GPU Profile | SMs | Memory (GB) | Peak FP16 TFLOPs | Peak FP32 (TF32) TFLOPs | Peak Matrix Size (n) | Peak GPU Mem Used (GB) | SU Usage Factor |
---|---|---|---|---|---|---|---|
A100_10gb MIG | 14 | 9.5 | 38.694 | 18.985 | 12288 (FP16), 22528 (FP32) | 7.57 | 2 |
A100_20gb MIG | 28 | 19.5 | 79.304 | 37.887 | 20480 (FP16), 32256 (FP32) | 15.52 | 4 |
A100_40gb MIG | 42 | 39.5 | 118.924 | 55.576 | 49152 (FP16), 32768 (FP32) | 18.01 | 8 |
A100_80gb full GPU | 108 | 79.3 | 286.185 | 135.676 | 16384 (FP16), 16384 (FP32) | 18.01 | 16 |
- Peak FP16 performance (fast half-precision mode used in AI training).
- Peak FP32 performance (single precision with TF32 tensor cores, higher accuracy but slower).
- Largest tested matrix size (n) where peak performance was observed.

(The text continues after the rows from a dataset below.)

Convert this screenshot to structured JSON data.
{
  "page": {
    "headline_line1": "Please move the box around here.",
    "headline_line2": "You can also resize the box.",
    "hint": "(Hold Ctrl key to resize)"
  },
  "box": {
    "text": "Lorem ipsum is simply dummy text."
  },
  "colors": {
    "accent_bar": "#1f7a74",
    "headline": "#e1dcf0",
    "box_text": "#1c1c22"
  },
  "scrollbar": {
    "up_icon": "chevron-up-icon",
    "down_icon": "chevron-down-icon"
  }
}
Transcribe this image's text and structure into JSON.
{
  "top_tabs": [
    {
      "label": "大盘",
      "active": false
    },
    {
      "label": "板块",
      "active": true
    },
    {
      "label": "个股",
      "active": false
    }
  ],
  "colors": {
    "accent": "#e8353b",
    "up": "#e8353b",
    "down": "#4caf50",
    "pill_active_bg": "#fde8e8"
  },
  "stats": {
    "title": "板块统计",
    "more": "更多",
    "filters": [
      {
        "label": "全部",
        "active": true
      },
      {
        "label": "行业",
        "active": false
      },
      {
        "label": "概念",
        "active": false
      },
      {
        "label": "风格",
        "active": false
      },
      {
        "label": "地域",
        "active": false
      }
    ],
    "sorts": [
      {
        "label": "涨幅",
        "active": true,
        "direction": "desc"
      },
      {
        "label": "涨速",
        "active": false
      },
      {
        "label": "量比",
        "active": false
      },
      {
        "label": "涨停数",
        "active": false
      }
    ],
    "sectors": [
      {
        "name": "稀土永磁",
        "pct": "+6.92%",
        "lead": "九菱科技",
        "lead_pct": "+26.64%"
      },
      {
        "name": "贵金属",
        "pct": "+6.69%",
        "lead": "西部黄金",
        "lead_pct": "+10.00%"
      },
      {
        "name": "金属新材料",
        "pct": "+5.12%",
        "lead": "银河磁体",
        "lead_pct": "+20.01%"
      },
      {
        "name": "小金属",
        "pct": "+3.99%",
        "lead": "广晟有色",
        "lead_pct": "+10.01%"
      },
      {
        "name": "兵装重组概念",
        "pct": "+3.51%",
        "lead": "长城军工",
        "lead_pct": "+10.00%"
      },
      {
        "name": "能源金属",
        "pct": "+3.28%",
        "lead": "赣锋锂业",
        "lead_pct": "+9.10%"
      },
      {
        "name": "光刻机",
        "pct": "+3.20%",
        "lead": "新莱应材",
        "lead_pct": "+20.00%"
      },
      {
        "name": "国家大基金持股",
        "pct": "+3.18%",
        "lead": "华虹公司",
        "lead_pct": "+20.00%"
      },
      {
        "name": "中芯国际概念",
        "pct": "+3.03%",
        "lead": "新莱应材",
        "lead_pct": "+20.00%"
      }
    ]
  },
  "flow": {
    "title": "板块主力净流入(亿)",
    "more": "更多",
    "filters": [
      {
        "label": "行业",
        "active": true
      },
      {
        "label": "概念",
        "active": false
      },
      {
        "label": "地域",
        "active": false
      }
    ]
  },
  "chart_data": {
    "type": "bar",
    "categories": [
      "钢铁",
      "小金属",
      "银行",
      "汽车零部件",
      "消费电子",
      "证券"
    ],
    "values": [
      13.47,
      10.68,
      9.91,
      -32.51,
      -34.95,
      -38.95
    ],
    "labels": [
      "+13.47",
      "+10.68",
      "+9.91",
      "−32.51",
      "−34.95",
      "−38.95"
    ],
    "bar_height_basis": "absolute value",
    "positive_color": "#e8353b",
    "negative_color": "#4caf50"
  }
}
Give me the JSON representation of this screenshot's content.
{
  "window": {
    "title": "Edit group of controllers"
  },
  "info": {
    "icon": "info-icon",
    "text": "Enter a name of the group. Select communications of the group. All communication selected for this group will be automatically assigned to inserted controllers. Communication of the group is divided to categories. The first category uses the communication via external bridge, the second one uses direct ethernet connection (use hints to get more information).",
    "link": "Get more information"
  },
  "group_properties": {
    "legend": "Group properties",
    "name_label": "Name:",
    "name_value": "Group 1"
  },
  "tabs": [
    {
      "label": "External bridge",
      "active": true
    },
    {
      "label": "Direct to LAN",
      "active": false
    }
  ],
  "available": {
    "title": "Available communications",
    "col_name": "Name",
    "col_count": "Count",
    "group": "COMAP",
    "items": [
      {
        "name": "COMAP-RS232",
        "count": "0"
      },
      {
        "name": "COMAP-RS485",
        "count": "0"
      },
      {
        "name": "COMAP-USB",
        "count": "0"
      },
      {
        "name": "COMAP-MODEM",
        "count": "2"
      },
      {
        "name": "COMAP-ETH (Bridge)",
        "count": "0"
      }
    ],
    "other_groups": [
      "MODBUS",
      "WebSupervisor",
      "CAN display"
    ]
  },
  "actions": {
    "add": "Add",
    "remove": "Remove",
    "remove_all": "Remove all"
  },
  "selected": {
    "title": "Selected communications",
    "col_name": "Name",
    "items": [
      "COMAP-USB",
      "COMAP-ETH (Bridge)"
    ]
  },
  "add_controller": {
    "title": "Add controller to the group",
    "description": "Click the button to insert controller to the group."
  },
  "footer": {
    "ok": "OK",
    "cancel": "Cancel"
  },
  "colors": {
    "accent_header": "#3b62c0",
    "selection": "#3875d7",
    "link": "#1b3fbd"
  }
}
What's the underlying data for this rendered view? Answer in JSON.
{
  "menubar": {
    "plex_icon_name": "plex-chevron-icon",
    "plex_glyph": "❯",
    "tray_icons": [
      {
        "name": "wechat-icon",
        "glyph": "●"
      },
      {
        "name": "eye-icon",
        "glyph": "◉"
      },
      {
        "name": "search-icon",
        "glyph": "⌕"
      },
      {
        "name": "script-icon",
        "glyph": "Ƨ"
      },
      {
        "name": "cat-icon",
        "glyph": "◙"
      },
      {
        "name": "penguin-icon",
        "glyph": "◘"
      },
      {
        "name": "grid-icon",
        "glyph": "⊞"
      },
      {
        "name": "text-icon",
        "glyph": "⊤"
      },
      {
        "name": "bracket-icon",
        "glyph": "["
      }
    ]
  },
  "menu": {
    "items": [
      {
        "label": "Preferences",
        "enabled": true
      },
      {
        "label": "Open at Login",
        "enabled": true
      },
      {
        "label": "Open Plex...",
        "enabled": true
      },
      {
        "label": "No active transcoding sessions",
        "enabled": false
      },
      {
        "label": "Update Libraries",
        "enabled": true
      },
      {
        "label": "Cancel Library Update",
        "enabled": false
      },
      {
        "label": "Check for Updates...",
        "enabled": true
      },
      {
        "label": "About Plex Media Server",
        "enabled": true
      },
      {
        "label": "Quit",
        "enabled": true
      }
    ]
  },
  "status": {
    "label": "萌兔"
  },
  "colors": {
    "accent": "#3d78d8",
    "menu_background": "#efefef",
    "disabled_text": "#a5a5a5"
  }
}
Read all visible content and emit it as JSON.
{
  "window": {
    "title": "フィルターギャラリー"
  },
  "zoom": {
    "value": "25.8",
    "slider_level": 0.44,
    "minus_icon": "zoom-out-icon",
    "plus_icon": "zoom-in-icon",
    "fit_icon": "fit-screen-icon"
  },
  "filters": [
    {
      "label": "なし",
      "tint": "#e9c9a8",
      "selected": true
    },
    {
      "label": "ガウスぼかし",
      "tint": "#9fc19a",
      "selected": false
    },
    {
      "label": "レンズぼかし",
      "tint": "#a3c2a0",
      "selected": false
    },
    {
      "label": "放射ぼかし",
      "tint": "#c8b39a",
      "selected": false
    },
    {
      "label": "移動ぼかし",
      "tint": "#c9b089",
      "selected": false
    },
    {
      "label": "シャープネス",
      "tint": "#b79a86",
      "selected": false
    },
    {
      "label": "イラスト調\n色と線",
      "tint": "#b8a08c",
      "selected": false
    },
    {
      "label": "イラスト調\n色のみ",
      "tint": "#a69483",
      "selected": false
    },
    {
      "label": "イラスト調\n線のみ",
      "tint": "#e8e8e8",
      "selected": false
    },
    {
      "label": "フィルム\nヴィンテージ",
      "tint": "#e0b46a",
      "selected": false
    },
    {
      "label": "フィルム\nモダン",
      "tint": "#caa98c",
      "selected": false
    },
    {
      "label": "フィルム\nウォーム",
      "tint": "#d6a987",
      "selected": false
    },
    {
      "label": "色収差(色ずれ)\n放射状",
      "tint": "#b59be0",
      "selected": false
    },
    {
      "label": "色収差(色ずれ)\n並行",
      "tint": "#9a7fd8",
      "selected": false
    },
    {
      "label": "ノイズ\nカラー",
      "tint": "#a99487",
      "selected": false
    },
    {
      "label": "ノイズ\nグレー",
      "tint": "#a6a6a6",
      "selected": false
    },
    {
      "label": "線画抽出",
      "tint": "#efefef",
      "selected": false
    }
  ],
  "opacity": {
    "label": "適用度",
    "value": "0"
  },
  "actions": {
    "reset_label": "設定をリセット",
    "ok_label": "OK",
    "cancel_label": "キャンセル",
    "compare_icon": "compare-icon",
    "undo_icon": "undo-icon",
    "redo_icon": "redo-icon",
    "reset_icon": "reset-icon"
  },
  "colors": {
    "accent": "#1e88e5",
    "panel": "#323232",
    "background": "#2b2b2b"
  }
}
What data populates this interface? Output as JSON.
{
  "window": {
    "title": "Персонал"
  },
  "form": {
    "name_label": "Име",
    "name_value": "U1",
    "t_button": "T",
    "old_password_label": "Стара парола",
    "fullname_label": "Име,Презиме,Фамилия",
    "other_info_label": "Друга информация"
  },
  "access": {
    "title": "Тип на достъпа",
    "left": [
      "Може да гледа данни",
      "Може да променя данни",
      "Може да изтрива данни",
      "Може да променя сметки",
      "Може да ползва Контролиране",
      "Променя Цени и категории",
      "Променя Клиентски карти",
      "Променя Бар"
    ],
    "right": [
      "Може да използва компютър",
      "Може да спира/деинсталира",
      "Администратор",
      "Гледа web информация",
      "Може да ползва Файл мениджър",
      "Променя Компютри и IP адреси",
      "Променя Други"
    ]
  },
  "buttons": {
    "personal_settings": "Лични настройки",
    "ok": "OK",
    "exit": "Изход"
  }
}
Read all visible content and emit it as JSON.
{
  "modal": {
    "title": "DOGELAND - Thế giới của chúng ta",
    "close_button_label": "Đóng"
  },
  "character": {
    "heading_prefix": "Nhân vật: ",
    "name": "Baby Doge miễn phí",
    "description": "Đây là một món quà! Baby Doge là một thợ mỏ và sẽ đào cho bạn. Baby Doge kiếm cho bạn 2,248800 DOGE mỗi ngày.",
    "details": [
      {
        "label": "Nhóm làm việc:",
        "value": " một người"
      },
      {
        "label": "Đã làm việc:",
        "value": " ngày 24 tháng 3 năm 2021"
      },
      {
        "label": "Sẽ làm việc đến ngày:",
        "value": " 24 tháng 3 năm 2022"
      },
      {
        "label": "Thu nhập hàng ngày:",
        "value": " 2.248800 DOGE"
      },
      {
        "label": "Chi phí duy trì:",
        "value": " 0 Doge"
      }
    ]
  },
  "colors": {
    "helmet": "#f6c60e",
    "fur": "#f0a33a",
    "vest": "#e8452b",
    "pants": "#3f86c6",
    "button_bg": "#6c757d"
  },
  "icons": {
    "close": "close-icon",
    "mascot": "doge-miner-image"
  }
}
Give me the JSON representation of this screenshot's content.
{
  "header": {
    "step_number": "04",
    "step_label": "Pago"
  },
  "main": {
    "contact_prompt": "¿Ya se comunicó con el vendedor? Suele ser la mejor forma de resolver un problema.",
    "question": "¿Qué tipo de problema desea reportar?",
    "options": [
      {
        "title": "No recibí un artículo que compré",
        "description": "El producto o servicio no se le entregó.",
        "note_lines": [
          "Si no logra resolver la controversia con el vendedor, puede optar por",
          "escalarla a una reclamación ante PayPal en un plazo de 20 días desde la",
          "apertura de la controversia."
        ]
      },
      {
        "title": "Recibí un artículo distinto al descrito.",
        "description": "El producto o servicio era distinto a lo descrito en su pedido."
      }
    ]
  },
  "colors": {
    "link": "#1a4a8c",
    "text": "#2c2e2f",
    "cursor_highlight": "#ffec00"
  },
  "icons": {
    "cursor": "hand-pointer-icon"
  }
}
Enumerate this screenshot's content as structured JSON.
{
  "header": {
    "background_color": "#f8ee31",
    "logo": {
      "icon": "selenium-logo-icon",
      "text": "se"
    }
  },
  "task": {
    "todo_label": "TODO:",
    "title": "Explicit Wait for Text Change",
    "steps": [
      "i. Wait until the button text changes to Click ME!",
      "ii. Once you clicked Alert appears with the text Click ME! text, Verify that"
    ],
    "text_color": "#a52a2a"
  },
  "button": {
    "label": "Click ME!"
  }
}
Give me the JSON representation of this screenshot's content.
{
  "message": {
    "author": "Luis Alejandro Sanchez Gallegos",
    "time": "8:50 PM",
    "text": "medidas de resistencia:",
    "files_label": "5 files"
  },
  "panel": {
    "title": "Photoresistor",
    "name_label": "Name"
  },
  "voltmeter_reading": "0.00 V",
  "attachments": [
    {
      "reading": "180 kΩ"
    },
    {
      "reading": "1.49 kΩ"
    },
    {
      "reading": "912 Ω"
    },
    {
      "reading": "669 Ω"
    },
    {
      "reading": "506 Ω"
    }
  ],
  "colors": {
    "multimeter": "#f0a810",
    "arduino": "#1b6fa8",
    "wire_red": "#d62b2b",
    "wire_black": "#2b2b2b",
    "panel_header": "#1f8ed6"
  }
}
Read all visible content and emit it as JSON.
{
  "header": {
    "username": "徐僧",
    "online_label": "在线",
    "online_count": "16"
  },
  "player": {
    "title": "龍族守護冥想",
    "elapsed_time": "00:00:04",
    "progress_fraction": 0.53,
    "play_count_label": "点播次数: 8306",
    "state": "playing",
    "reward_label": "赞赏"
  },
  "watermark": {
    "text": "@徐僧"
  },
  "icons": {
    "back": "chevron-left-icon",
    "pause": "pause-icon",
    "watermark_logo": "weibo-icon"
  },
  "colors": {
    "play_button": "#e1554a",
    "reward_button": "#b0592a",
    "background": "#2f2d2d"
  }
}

- Peak GPU memory usage, to see whether memory or compute was the bottleneck.
- SU usage factor, to tie performance back to billing.
The results show that performance scales almost linearly with MIG size (number of SMs), while memory never became the limiting factor. This means compute capacity is the main driver of speed, and users can choose between smaller slices (cheaper, slower) or larger slices (faster, higher SU rate) depending on their workload needs.